As is the case with almost every facet of society, COVID-19 has upset the normal rhythms of the whitewater subculture. The U.S. Forest Service has closed designated campgrounds along the Lochsa to help slow the spread of the viral illness. Wilderness Gateway, which normally turns into a small city during the holiday weekend, sat empty.
But whitewater junkies weren’t going to be denied their fix. So they improvised. Many camped in any little spot they could find outside of the designated Forest Service campgrounds. Which made for close quarters.
“There is no social distancing. It seems almost like a back fire,” said Mat McGrath, a catarafter from Missoula, Mont. “That being said, the river running is still pretty much on par.”
“The river don’t know there’s COVID,” his pal, Fletch, from Victor, Idaho, chimed in.
Fletch goes by just one name, “like Cher,” and believes people need to get out a little bit to keep from losing their minds.
“If you are trapped in your house, people are going to go insane. People go insane enough as it is in Idaho,” he said. “I think I heard the governor say something like that.”
McGrath, a bicycle mechanic, said he’s been piling up the hours at work and hitting the river relieves his stress.
“I’m thankful and glad to be out here. It’s a great way to get away from the madness,” he said. “I can’t tell you how nice it is to be out here.”
Landen and his crew stayed in cabins associated with River Dance Lodge at Syringa.
“You are supposed to self-isolate.
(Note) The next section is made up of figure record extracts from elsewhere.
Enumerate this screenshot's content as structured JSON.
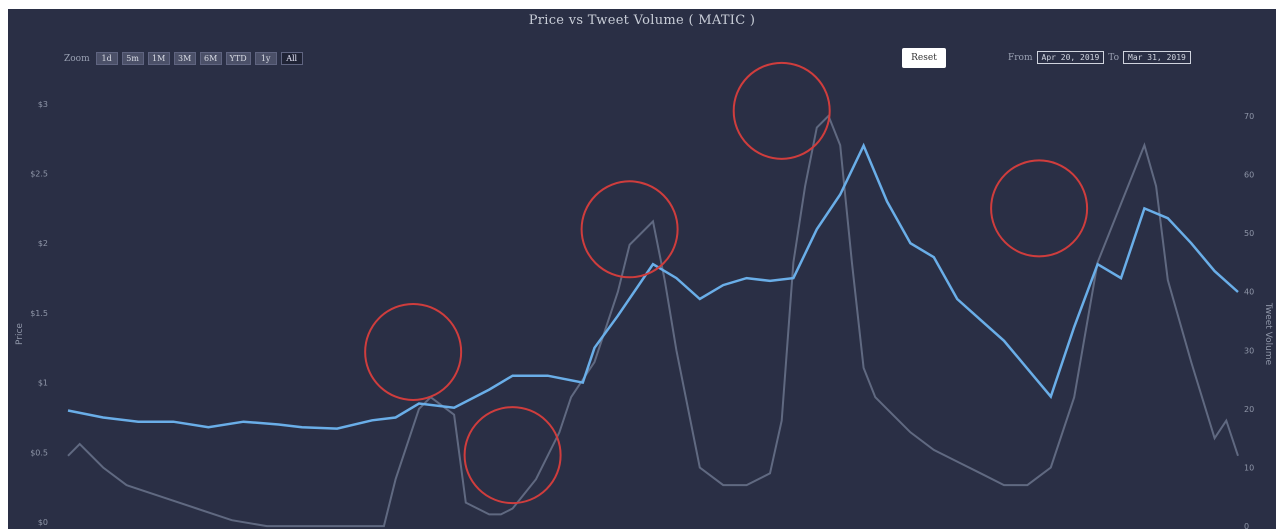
{
  "title": "Price vs Tweet Volume ( MATIC )",
  "zoom": {
    "label": "Zoom",
    "buttons": [
      "1d",
      "5m",
      "1M",
      "3M",
      "6M",
      "YTD",
      "1y",
      "All"
    ],
    "active": "All"
  },
  "reset_label": "Reset",
  "range": {
    "from_label": "From",
    "from_value": "Apr 20, 2019",
    "to_label": "To",
    "to_value": "Mar 31, 2019"
  },
  "colors": {
    "background": "#2a2f45",
    "price_line": "#6aaee8",
    "volume_line": "#6e7890",
    "highlight": "#cf3d3d"
  },
  "chart_data": {
    "type": "line",
    "title": "Price vs Tweet Volume ( MATIC )",
    "ylabel": "Price",
    "y2label": "Tweet Volume",
    "legend": "none",
    "grid": false,
    "x_ticks": [],
    "y_ticks": [
      "$0",
      "$0.5",
      "$1",
      "$1.5",
      "$2",
      "$2.5",
      "$3"
    ],
    "y_tick_values": [
      0,
      0.5,
      1,
      1.5,
      2,
      2.5,
      3
    ],
    "ylim": [
      -0.05,
      3.25
    ],
    "y2_ticks": [
      "0",
      "10",
      "20",
      "30",
      "40",
      "50",
      "60",
      "70"
    ],
    "y2_tick_values": [
      0,
      10,
      20,
      30,
      40,
      50,
      60,
      70
    ],
    "y2lim": [
      -0.5,
      78
    ],
    "series": [
      {
        "key": "price",
        "axis": "left",
        "x": [
          0,
          3,
          6,
          9,
          12,
          15,
          18,
          20,
          23,
          26,
          28,
          30,
          33,
          36,
          38,
          41,
          44,
          45,
          47,
          50,
          52,
          54,
          56,
          58,
          60,
          62,
          64,
          66,
          68,
          70,
          72,
          74,
          76,
          78,
          80,
          82,
          84,
          86,
          88,
          90,
          92,
          94,
          96,
          98,
          100
        ],
        "values": [
          0.8,
          0.75,
          0.72,
          0.72,
          0.68,
          0.72,
          0.7,
          0.68,
          0.67,
          0.73,
          0.75,
          0.85,
          0.82,
          0.95,
          1.05,
          1.05,
          1.0,
          1.25,
          1.48,
          1.85,
          1.75,
          1.6,
          1.7,
          1.75,
          1.73,
          1.75,
          2.1,
          2.35,
          2.7,
          2.3,
          2.0,
          1.9,
          1.6,
          1.45,
          1.3,
          1.1,
          0.9,
          1.4,
          1.85,
          1.75,
          2.25,
          2.18,
          2.0,
          1.8,
          1.65
        ]
      },
      {
        "key": "tweet_volume",
        "axis": "right",
        "x": [
          0,
          1,
          3,
          5,
          8,
          11,
          14,
          17,
          20,
          23,
          25,
          27,
          28,
          30,
          31,
          33,
          34,
          36,
          37,
          38,
          40,
          42,
          43,
          45,
          47,
          48,
          50,
          51,
          52,
          54,
          56,
          58,
          60,
          61,
          62,
          63,
          64,
          65,
          66,
          67,
          68,
          69,
          70,
          72,
          74,
          76,
          78,
          80,
          82,
          84,
          86,
          88,
          90,
          91,
          92,
          93,
          94,
          96,
          98,
          99,
          100
        ],
        "values": [
          12,
          14,
          10,
          7,
          5,
          3,
          1,
          0,
          0,
          0,
          0,
          0,
          8,
          20,
          22,
          19,
          4,
          2,
          2,
          3,
          8,
          16,
          22,
          28,
          40,
          48,
          52,
          42,
          30,
          10,
          7,
          7,
          9,
          18,
          45,
          58,
          68,
          70,
          65,
          45,
          27,
          22,
          20,
          16,
          13,
          11,
          9,
          7,
          7,
          10,
          22,
          45,
          55,
          60,
          65,
          58,
          42,
          28,
          15,
          18,
          12
        ]
      }
    ],
    "annotations": [
      {
        "type": "circle",
        "x": 29.5,
        "y": 1.22
      },
      {
        "type": "circle",
        "x": 38.0,
        "y": 0.48
      },
      {
        "type": "circle",
        "x": 48.0,
        "y": 2.1
      },
      {
        "type": "circle",
        "x": 61.0,
        "y": 2.95
      },
      {
        "type": "circle",
        "x": 83.0,
        "y": 2.25
      }
    ]
  }
}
We are in our own cabin so that is very easy to do,” he said.
Darrin Willard, of Bozeman, Mont., stood at the pullout above Lochsa Falls, the river’s infamous boat-flipping rapid where spectators often gather in large numbers this weekend. He and his buddy, Scott Johnson, of Missoula, noted the peanut gallery was a little thin Friday. The two planned to run the river but stopped to watch a group of boaters slide down the tongue of the falls.
Willard pumped his fist, whistled and yelled when the rapid had its way with some of the thrill-seekers.
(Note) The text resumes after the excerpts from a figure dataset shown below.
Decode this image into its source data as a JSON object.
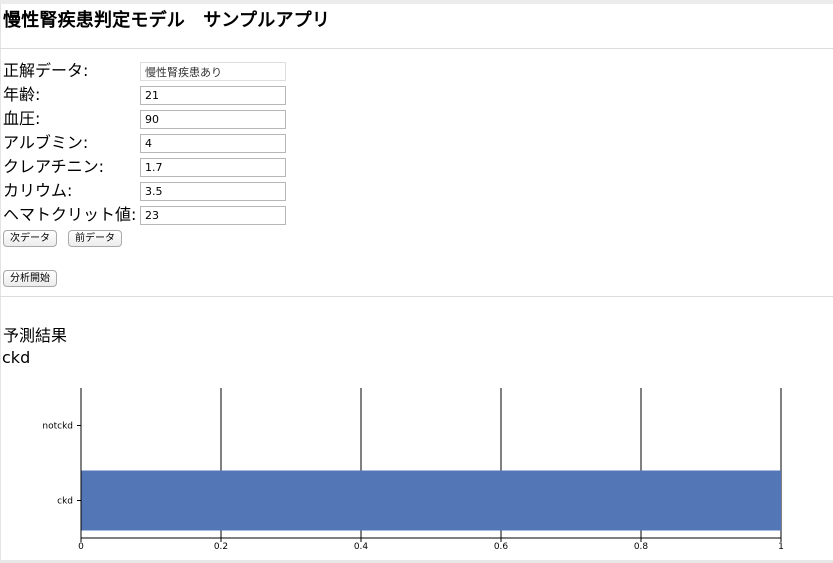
{
  "app": {
    "title": "慢性腎疾患判定モデル　サンプルアプリ"
  },
  "form": {
    "fields": [
      {
        "label": "正解データ:",
        "value": "慢性腎疾患あり"
      },
      {
        "label": "年齢:",
        "value": "21"
      },
      {
        "label": "血圧:",
        "value": "90"
      },
      {
        "label": "アルブミン:",
        "value": "4"
      },
      {
        "label": "クレアチニン:",
        "value": "1.7"
      },
      {
        "label": "カリウム:",
        "value": "3.5"
      },
      {
        "label": "ヘマトクリット値:",
        "value": "23"
      }
    ]
  },
  "buttons": {
    "next": "次データ",
    "prev": "前データ",
    "analyze": "分析開始"
  },
  "result": {
    "heading": "予測結果",
    "value": "ckd"
  },
  "colors": {
    "bar": "#5376b7"
  },
  "chart_data": {
    "type": "bar",
    "orientation": "horizontal",
    "categories": [
      "notckd",
      "ckd"
    ],
    "values": [
      0,
      1
    ],
    "xlim": [
      0,
      1
    ],
    "xticks": [
      "0",
      "0.2",
      "0.4",
      "0.6",
      "0.8",
      "1"
    ],
    "grid": true,
    "title": "",
    "xlabel": "",
    "ylabel": ""
  }
}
“I’ve been coming down here for 29 years. This is an awesome place,” he said. “I live in paradise and I drive five hours to come here, so that says something.”
Other looky-loos cheered and clapped at the mayhem. Terry and Darlene Burke, of Clarkston, come every year to watch people they know run the rapids.
“It’s anxiety-riddled excitement,” said Darlene Burke. “It looks dangerous and you hope nobody gets hurt.”
They were part of a small crowd, maybe 15 people, who watched the carnage — whitewater slang for boaters who flip or otherwise have mishaps on the river. They noted the Friday kickoff to the weekend was spooky quiet.
“There is no traffic,” said Darlene Burke. “It’s sad. I mean it’s almost eerie for a holiday weekend.”